Stark Case on Exclusive Contract with Physicians in a Hospital Outpatient Department: Narrow Interpretation of Stark Exception

by Dennis M. Barry, J.D.

The Third Circuit Court of Appeals has sent shock waves throughout the hospital community with a January 2009 decision in the case of United States ex rel. Kosenske v. Carlisle HMA, Inc. The court's opinion is not perfectly clear on the facts and, therefore, it is not perfectly clear what the court's decision means. The Third Circuit Court of Appeals reversed the district court decision, and remanded to the district court for further proceedings. There are five elements of the court's opinion that are noteworthy: (1) the court held that exclusivity has value and, thus, an exclusive contract creates a financial relationship that must fit within a Stark exception; (2) the court also held that the office space furnished to provider-based physicians had value and created a "financial relationship" for which a Stark exception was required; (3) the fact, alone, that a contract between a hospital and referring physicians is the product of arms-length negotiations does not necessarily mean that the arrangement is at "fair market value;" (4) the hospital in this instance erred in not obtaining payment from physicians for the use of hospital space; and (5) the court was stringent and unforgiving in determining whether a Stark exception had been met. Given the decision in this case, as well as other authorities, providers should consider the following recommendations:
  • Do not charge physicians for exclusive contracts; doing so violates clear OIG guidance.
  • Do have written contracts with hospital-based physicians.
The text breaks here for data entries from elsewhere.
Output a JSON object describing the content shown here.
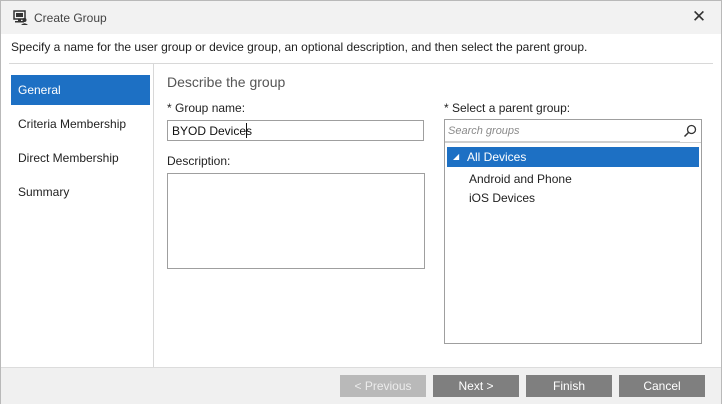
{
  "window": {
    "title": "Create Group",
    "close_glyph": "✕"
  },
  "instructions": "Specify a name for the user group or device group, an optional description, and then select the parent group.",
  "nav": {
    "items": [
      {
        "label": "General",
        "active": true
      },
      {
        "label": "Criteria Membership"
      },
      {
        "label": "Direct Membership"
      },
      {
        "label": "Summary"
      }
    ]
  },
  "form": {
    "section_title": "Describe the group",
    "group_name_label": "* Group name:",
    "group_name_value": "BYOD Devices",
    "description_label": "Description:",
    "parent_group_label": "* Select a parent group:",
    "search_placeholder": "Search groups"
  },
  "tree": {
    "nodes": [
      {
        "label": "All Devices",
        "expanded": true,
        "selected": true
      },
      {
        "label": "Android and Phone"
      },
      {
        "label": "iOS Devices"
      }
    ],
    "expander_glyph": "◢"
  },
  "footer": {
    "previous_label": "< Previous",
    "next_label": "Next >",
    "finish_label": "Finish",
    "cancel_label": "Cancel"
  },
  "colors": {
    "accent": "#1d70c4",
    "button": "#7f7f7f",
    "button_disabled": "#b9b9b9"
  }
}
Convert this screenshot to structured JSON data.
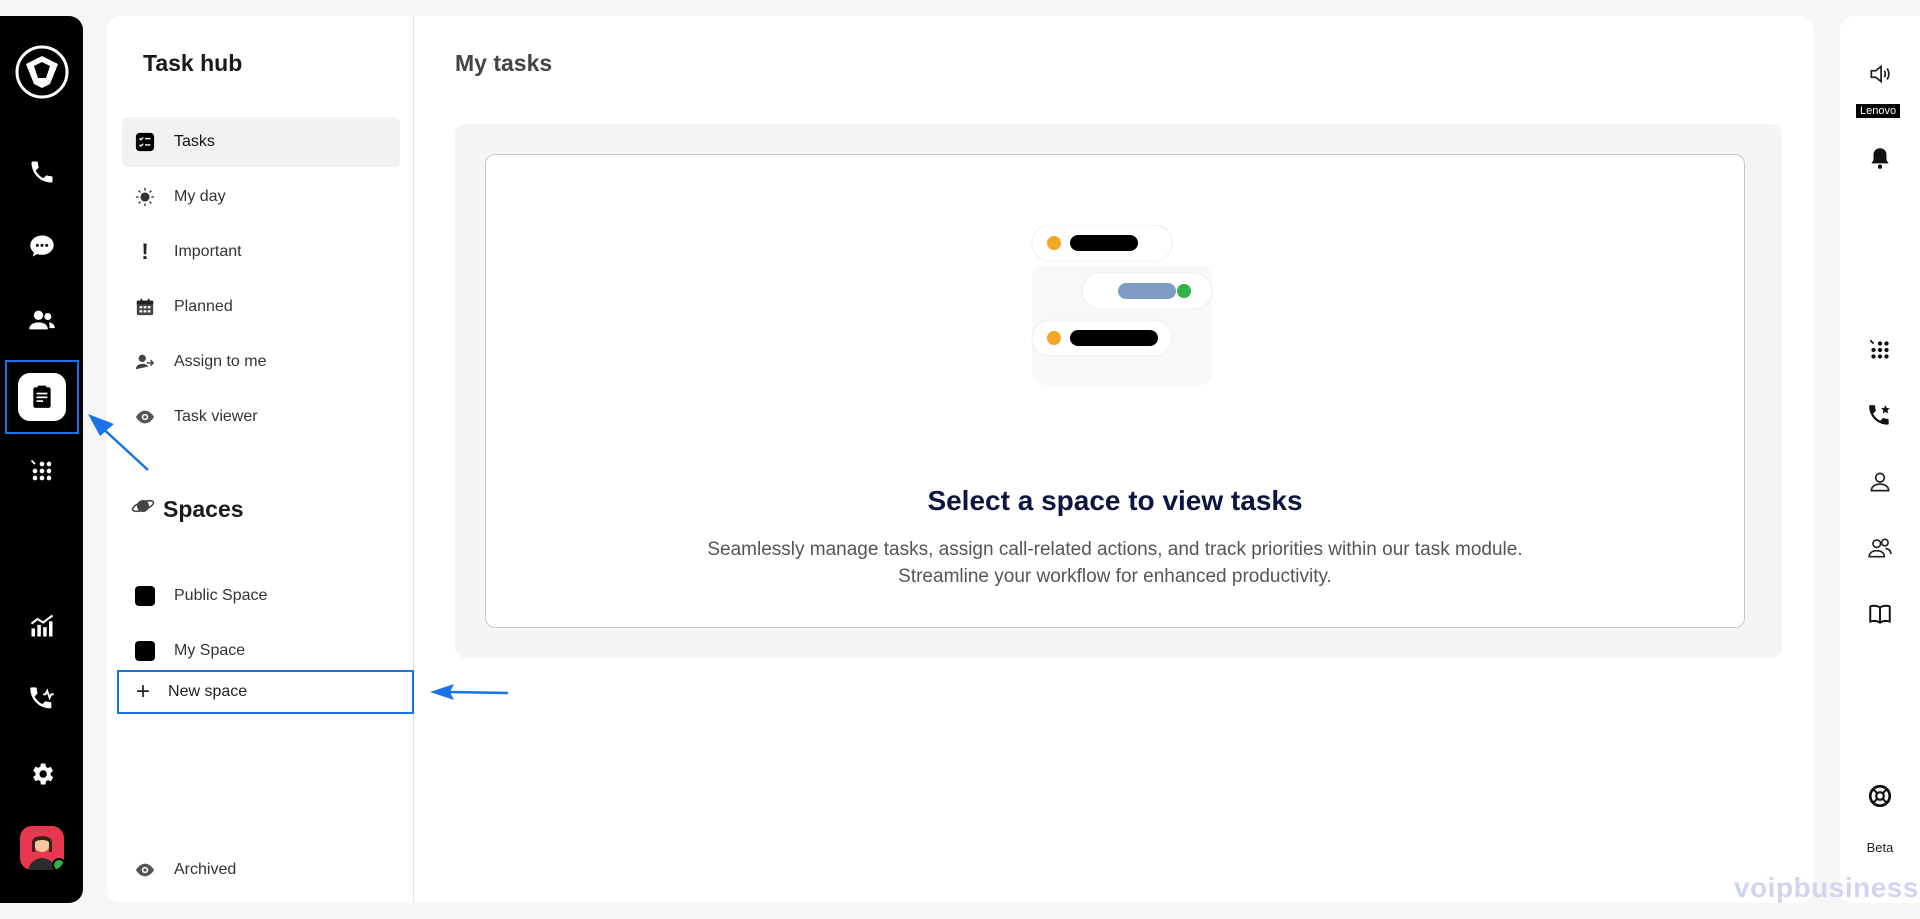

To the extent that the hospital furnishes office space, clerical support, or similar resources to the physicians, include that in the contract as consideration (or additional consideration) for the physician's agreement to furnish administrative services and to provide coverage for the department for the agreed-upon hours.
  • Be certain that all physician contracts are signed, have not lapsed, cover all aspects of the arrangement, and are followed by both parties
  • If you are in a hospital under the jurisdiction of the Third Circuit (New Jersey, Delaware, Maryland, and Pennsylvania), consult with counsel on what additional steps, if any, are appropriate.